David A. Gross, Franchise Entertainment Research (consulting firm)
Gross emphasized that strong word-of-mouth is likely to sustain the film through the holiday period.
“Wicked: For Good will inject much-needed momentum into the marketplace,”
Paul Dergarabedian, Comscore (head of marketplace trends)
Dergarabedian said the title sets up a strong finish for the season and could stimulate ticket-buying across other releases during the holidays.
Unconfirmed
- Whether Wicked: For Good will maintain top-tier weekly grosses throughout December remains subject to change and depends on holiday word-of-mouth and competition from upcoming releases.
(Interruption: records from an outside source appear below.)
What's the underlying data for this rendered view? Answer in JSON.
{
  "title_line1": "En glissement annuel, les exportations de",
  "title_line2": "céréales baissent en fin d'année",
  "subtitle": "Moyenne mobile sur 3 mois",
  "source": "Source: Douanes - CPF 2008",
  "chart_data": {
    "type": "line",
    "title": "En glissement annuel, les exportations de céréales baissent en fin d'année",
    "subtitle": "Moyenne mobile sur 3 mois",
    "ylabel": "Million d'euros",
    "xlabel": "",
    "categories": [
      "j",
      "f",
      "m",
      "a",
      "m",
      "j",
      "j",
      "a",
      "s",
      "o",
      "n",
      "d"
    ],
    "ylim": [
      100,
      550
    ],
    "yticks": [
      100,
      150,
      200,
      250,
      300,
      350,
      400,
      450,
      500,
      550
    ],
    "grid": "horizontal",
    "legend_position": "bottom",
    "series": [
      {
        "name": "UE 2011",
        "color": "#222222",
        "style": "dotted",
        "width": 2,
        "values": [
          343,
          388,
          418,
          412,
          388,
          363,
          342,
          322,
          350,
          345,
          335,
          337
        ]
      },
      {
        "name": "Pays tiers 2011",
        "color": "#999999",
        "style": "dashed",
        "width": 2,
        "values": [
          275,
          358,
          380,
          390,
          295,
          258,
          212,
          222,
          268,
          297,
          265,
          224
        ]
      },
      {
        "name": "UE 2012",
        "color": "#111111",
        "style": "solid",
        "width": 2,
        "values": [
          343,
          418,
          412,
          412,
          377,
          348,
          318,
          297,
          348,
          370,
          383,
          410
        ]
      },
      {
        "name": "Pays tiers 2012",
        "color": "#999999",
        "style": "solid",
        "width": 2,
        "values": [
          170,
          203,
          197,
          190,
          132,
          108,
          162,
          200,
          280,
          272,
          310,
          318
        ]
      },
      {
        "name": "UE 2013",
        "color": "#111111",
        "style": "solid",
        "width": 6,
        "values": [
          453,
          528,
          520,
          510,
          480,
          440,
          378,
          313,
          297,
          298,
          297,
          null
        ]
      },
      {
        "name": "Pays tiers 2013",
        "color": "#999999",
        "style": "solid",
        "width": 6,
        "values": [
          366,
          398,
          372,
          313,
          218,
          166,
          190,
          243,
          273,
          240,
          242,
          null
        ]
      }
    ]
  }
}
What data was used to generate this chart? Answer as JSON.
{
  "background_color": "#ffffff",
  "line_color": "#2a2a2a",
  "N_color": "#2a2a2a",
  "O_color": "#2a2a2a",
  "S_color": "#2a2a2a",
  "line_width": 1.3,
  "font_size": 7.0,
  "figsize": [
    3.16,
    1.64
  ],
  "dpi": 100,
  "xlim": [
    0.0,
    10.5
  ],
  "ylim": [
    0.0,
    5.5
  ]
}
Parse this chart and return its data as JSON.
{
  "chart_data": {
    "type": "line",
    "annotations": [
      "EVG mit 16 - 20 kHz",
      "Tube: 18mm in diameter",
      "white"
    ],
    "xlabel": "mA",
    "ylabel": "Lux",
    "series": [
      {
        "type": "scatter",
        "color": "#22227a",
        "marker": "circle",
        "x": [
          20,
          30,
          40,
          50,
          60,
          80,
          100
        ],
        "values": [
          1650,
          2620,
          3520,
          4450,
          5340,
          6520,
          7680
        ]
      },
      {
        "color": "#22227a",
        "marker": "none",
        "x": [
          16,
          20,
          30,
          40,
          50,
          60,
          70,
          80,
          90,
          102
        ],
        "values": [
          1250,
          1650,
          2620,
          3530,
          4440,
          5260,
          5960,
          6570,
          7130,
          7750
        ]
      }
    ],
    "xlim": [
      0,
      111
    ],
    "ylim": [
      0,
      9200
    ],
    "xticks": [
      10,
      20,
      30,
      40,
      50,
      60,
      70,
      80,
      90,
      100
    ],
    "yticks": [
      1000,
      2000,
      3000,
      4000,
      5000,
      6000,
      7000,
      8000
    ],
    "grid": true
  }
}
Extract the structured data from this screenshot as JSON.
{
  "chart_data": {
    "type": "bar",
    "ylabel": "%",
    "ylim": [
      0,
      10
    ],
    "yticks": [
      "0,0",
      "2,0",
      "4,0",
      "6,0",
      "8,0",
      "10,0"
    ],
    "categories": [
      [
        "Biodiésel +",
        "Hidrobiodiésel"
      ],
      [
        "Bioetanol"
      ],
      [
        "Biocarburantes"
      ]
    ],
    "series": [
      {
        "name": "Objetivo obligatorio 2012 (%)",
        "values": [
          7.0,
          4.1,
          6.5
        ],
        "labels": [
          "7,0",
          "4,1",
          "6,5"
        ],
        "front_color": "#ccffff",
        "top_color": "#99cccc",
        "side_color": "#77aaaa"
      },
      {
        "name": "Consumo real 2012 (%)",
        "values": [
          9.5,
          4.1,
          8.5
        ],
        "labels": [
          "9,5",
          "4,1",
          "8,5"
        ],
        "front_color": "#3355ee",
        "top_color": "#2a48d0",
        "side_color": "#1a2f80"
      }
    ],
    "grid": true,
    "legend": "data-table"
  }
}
- Industry projections that end-of-year domestic grosses will finish about 3% ahead of 2024 are estimates and may be revised as late-December data arrives.
Bottom Line
Wicked: For Good registered a landmark opening for a stage-to-screen adaptation, posting $150 million domestically and $226 million worldwide in its first weekend. The sequel’s improved international performance over the original reduces geographic concentration risk and enhances its commercial profile heading into the holidays.
For studios and exhibitors, the film is a reminder that well-handled franchise musicals can still move large theater audiences when timed for peak moviegoing windows. Market watchers will now track holdover strength, soundtrack-driven repeat business, and how upcoming tentpoles influence the final weeks of the year.